Coca Cola contained actual cocaine for a period of time at the turn of the century. In 1886 it was introduced as a valuable brain-tonic and was said to cure nervous afflictions. It was advertised as a self-control drink. It became hugely popular and until 1903 contained 60mg of cocaine. Today it still contains extracts of coca-leaves.

Crack Epidemic

In the 1980s, drug dealers figured out a way to take a small amount of cocaine and turn it into a large batch of “crack” cocaine. Basically, drug dealers would break down their cocaine, add baking soda and other ingredients to it, cook it up so that it solidified, and chopped it up into crack “rocks”. Thus began the crack epidemic that quickly swept over cities throughout the company. As opposed to snorting the substance, as people do with regular cocaine, crack cocaine is meant to be smoked. This produces a much quicker and more intense high. However, users who smoke crack come down very quickly. This is why crack cocaine is so amazingly addictive.
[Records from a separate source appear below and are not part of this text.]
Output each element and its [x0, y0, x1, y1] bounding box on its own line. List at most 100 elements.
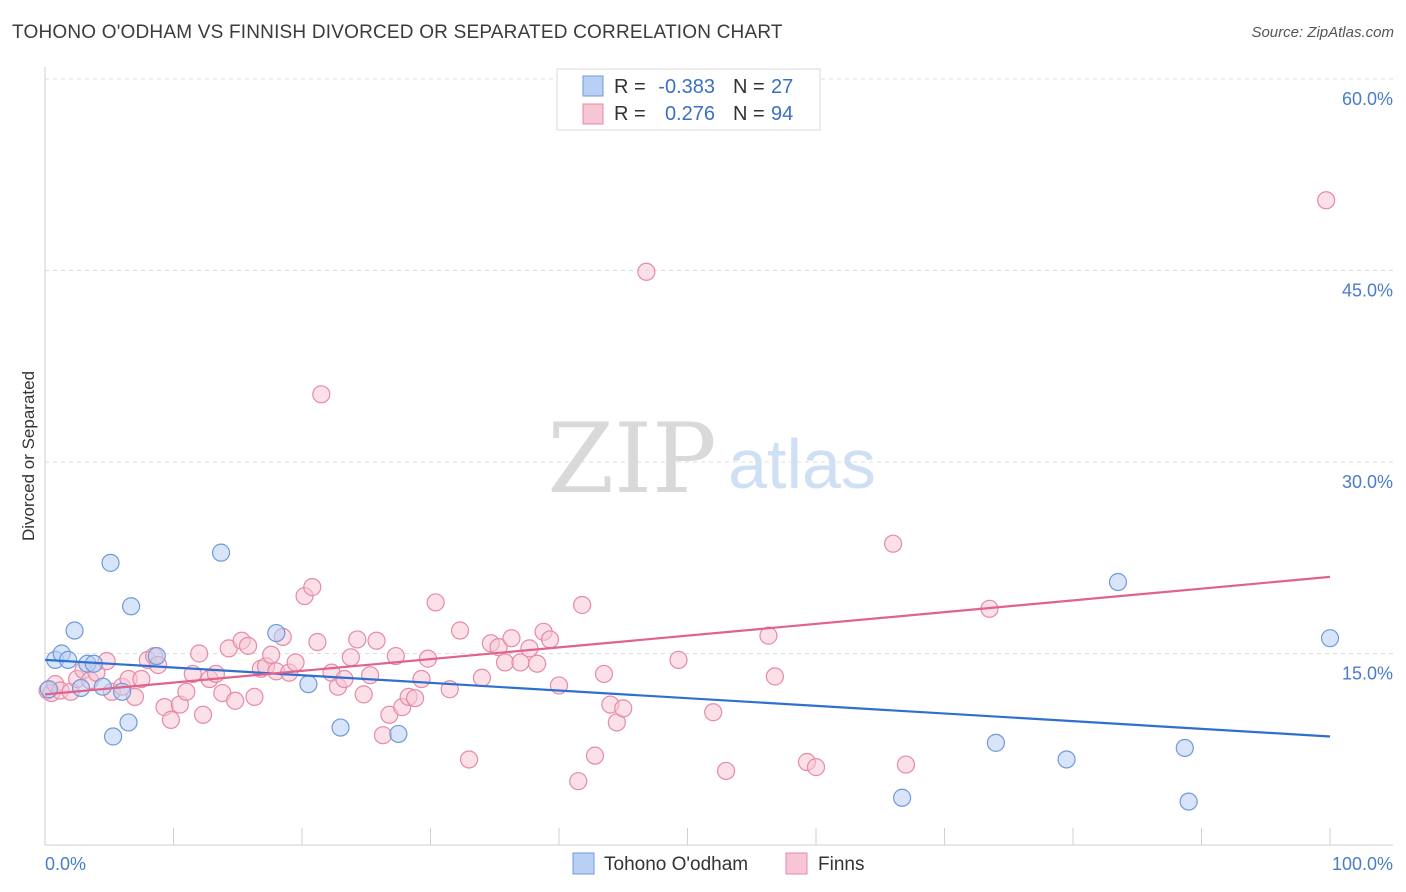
trendline-tohono [44, 658, 1331, 738]
point-tohono [389, 724, 408, 744]
point-finns [569, 772, 588, 791]
point-finns [245, 687, 264, 707]
point-finns [716, 761, 736, 781]
point-tohono [267, 623, 286, 643]
source-label: Source: ZipAtlas.com [1251, 24, 1394, 41]
point-finns [450, 621, 470, 640]
point-tohono [986, 733, 1006, 752]
point-tohono [1179, 792, 1198, 811]
bottom-legend-swatch-pink [785, 852, 808, 875]
point-finns [472, 668, 491, 687]
legend-n-label-1: N = [733, 76, 765, 98]
y-tick-label: 15.0% [1342, 664, 1393, 684]
x-tick-label: 100.0% [1332, 854, 1393, 874]
y-axis-label: Divorced or Separated [19, 371, 38, 541]
point-finns [262, 645, 281, 664]
point-tohono [39, 680, 58, 699]
x-tick-label: 0.0% [45, 854, 86, 874]
legend-n-value-2: 94 [771, 103, 793, 125]
point-finns [459, 750, 479, 769]
point-finns [883, 534, 903, 553]
point-finns [303, 578, 322, 597]
point-finns [177, 682, 196, 701]
point-finns [193, 705, 213, 724]
point-tohono [1057, 750, 1076, 769]
point-finns [367, 631, 386, 650]
point-finns [585, 746, 605, 765]
point-finns [341, 648, 360, 667]
point-finns [132, 669, 151, 689]
point-finns [1317, 191, 1336, 210]
watermark: ZIP atlas [547, 403, 876, 515]
legend-swatch-pink [582, 103, 604, 125]
y-tick-label: 60.0% [1342, 89, 1393, 109]
bottom-legend-label-2: Finns [818, 854, 864, 875]
point-finns [520, 639, 539, 658]
point-finns [405, 689, 425, 708]
point-finns [190, 644, 209, 663]
point-finns [637, 262, 656, 281]
point-tohono [71, 678, 91, 698]
point-tohono [211, 543, 231, 562]
point-finns [312, 385, 331, 404]
point-tohono [101, 553, 120, 572]
point-finns [308, 632, 327, 652]
point-tohono [1108, 572, 1128, 592]
y-tick-label: 45.0% [1342, 281, 1393, 301]
legend-swatch-blue [582, 75, 604, 97]
top-legend: R = -0.383 N = 27 R = 0.276 N = 94 [556, 68, 821, 131]
watermark-atlas: atlas [728, 425, 876, 503]
legend-n-label-2: N = [733, 103, 765, 125]
chart-title: TOHONO O'ODHAM VS FINNISH DIVORCED OR SE… [12, 22, 783, 43]
point-tohono [1175, 738, 1194, 758]
point-tohono [65, 621, 84, 640]
point-finns [669, 650, 688, 669]
legend-r-label-2: R = [614, 103, 646, 125]
point-finns [495, 653, 515, 672]
point-finns [238, 636, 258, 655]
point-tohono [119, 713, 138, 732]
point-tohono [104, 727, 123, 746]
grid-lines [45, 78, 1393, 654]
point-finns [540, 630, 560, 649]
legend-r-value-2: 0.276 [665, 103, 715, 125]
point-finns [806, 758, 826, 777]
point-finns [528, 654, 547, 673]
legend-r-value-1: -0.383 [658, 76, 715, 98]
point-finns [361, 666, 380, 685]
bottom-legend: Tohono O'odham Finns [572, 852, 864, 875]
point-finns [161, 710, 181, 729]
point-finns [373, 726, 393, 745]
point-finns [226, 691, 245, 710]
trend-lines [44, 575, 1331, 738]
point-finns [594, 664, 614, 684]
legend-n-value-1: 27 [771, 76, 793, 98]
point-finns [386, 646, 405, 666]
point-finns [348, 630, 367, 649]
point-tohono [121, 597, 141, 616]
point-finns [354, 685, 373, 704]
point-finns [896, 755, 916, 774]
point-finns [502, 629, 521, 648]
legend-r-label-1: R = [614, 76, 646, 98]
point-finns [573, 595, 592, 615]
y-tick-label: 30.0% [1342, 472, 1393, 492]
point-tohono [93, 677, 112, 696]
bottom-legend-swatch-blue [572, 852, 595, 875]
data-points [38, 191, 1340, 811]
watermark-zip: ZIP [547, 403, 716, 515]
bottom-legend-label-1: Tohono O'odham [604, 854, 748, 875]
point-finns [412, 669, 431, 689]
point-finns [704, 703, 723, 722]
point-tohono [299, 675, 318, 694]
point-finns [426, 593, 445, 612]
point-finns [765, 667, 784, 686]
point-tohono [892, 788, 912, 807]
point-tohono [1320, 629, 1340, 648]
axes: 15.0% 30.0% 45.0% 60.0% 0.0% 100.0% [44, 67, 1393, 874]
point-finns [614, 699, 633, 718]
point-finns [286, 653, 305, 672]
point-tohono [331, 718, 350, 737]
point-finns [489, 638, 508, 657]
Cocaine abuse is nothing new, however scientists are discovering better ways to combat cocaine addiction. With the help of a cocaine detox, performed by medical professionals, it is possible for a person to take their lives back from the grips of a drug addiction. Without medical intervention, however, it is highly unlikely that a person with an addiction to cocaine will be able to kick the habit by themselves.